Neyse yine konuyu dağıttım, ağrı başlılığı unuttum. Bu site, diplomalı, ağrı başlı, idiot profesörlerin ciddi, solcu, devrimci yazılar veya yerel dedikodular yapma sitesi.
Şimdi de sorunuza kırk dereden su getirmeden ve ince eleyip sık dokumadan bir yanıt vermeye çalışacağım.
But not only the language I will use is of the monsterʼs, I am not at all kowlaedgable enough to treat the subject with care and academic competence that I wish I had.
İnşallah gayretimi takdir eder cahilliğimi affedersiniz. Aslında, cevabım yıllarca yararlandığım ve takdir ettiğim kaynakların kopyası, tekrarı.
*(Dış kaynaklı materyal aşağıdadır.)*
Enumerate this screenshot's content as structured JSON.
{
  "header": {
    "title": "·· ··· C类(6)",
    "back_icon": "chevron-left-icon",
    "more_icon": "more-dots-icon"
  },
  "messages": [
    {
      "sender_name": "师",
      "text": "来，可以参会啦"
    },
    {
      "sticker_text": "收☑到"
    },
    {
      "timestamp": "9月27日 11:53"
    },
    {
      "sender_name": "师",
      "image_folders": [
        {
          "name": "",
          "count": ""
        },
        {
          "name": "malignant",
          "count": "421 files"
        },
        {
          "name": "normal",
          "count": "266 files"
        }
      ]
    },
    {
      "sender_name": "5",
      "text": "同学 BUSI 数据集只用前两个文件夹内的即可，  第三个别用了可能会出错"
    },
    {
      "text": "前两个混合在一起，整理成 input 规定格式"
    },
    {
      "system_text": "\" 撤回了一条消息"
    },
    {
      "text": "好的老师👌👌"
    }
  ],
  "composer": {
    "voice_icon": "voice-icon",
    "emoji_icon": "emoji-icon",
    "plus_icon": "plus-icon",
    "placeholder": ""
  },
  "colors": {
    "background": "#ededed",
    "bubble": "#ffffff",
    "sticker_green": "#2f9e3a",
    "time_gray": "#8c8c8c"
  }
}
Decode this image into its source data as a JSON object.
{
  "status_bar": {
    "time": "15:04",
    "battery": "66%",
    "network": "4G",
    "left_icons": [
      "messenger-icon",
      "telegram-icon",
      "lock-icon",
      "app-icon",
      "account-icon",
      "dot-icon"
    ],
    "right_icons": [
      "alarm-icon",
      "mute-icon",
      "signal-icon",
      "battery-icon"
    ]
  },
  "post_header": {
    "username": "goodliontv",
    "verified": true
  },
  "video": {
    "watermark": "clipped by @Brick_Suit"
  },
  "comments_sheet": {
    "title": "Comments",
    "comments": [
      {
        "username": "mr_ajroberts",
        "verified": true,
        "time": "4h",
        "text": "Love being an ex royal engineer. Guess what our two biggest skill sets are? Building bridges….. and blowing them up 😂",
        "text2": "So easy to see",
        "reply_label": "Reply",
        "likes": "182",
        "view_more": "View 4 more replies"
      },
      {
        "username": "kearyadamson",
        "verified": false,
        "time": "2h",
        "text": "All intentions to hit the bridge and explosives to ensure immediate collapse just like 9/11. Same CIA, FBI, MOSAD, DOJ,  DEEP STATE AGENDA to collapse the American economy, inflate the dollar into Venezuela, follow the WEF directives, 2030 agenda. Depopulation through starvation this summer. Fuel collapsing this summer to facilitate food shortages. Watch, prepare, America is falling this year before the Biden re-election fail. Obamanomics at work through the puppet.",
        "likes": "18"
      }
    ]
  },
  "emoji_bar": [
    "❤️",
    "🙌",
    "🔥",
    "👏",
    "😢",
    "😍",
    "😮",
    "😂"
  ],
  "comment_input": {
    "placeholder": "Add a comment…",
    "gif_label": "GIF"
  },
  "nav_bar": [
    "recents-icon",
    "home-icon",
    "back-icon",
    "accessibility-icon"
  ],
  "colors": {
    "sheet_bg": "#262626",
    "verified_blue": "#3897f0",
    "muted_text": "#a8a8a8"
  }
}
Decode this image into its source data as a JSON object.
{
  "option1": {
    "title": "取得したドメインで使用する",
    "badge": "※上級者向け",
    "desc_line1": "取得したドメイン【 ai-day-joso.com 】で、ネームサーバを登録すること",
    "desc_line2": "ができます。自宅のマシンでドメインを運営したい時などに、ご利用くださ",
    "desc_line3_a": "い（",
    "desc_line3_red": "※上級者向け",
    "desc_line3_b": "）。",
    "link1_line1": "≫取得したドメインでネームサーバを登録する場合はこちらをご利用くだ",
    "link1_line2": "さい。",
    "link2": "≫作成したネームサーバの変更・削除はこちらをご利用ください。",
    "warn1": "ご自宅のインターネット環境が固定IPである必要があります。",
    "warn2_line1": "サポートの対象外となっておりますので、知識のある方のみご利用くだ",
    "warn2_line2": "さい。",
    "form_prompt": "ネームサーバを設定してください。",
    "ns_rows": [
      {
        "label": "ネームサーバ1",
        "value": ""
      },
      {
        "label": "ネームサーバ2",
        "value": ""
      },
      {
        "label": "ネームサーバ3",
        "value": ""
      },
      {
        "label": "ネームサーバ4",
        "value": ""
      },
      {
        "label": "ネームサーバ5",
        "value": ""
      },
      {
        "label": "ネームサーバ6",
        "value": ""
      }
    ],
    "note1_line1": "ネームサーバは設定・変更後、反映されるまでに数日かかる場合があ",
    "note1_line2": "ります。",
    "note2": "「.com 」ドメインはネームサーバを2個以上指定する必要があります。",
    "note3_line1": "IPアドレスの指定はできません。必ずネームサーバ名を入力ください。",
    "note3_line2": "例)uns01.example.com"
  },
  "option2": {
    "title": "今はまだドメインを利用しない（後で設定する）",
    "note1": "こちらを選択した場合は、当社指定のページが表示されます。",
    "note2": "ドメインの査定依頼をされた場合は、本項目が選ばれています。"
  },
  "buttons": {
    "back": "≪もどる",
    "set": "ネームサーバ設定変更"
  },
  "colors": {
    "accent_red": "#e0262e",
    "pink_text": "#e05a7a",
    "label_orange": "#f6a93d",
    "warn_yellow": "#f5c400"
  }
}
Daha sonra, daha uzun tarih ve geniş coğrafyaya da değinmek istiyorum. Şimdilik konuyu Medeniyet trenini son çeken lokomotif Batı ile kısıtlayacağım.
Modern olma daha önce his edildi ama 13-14. yüzyıllarda daha belirgin olur. Zirve süreci 16 – 20. yüzyıllar arası. Ve bence, postmodern başkaldırmaya rağmen, hâlâ devam etmekte. Yine bence, postmodernlik, modernlik ayıp donunu çıkarıp atma veya kendine ʻraison d’etreʼ (varolma nedeni) sağlayan ve eskilerle kavgasına anlam veren burjuvaların yeryüzünden silinmesi. Burjuvaların yerini, ki bu site sakinleri solcu devrimciler mükemmel örnekler, ʻwhatever worksʼçi orta sınıflar ve bunu sağlayıp tedarik eden teknisyenler (algoritmacılar falan filan) aldı.
Bu site solcu devrimcilerinin vızıldamaları yerine asıl devrimci, ʻʻa paragon of ʻwhatever worksʼ and ʻnew and betterʼˮ Satya Nadella veya yüzlerce benzerlerlerini dinleyin. Aslı Hindistanlı kendisi sarışın Nadela, genç ve dinamik. Bu sitedekilerin başını çekenler ise, bolluğa kavuşma vaazleri veren yaşlı ama genç ruhlu, ne yarden ne serden geçenler, yeni ivme kazananlar, 68ʼlilerin taş uykusundan yeni uyananlar ve aynı Bolşevikler gibi umudu asıl sarışın sarı yeleklilere bağlayanlar.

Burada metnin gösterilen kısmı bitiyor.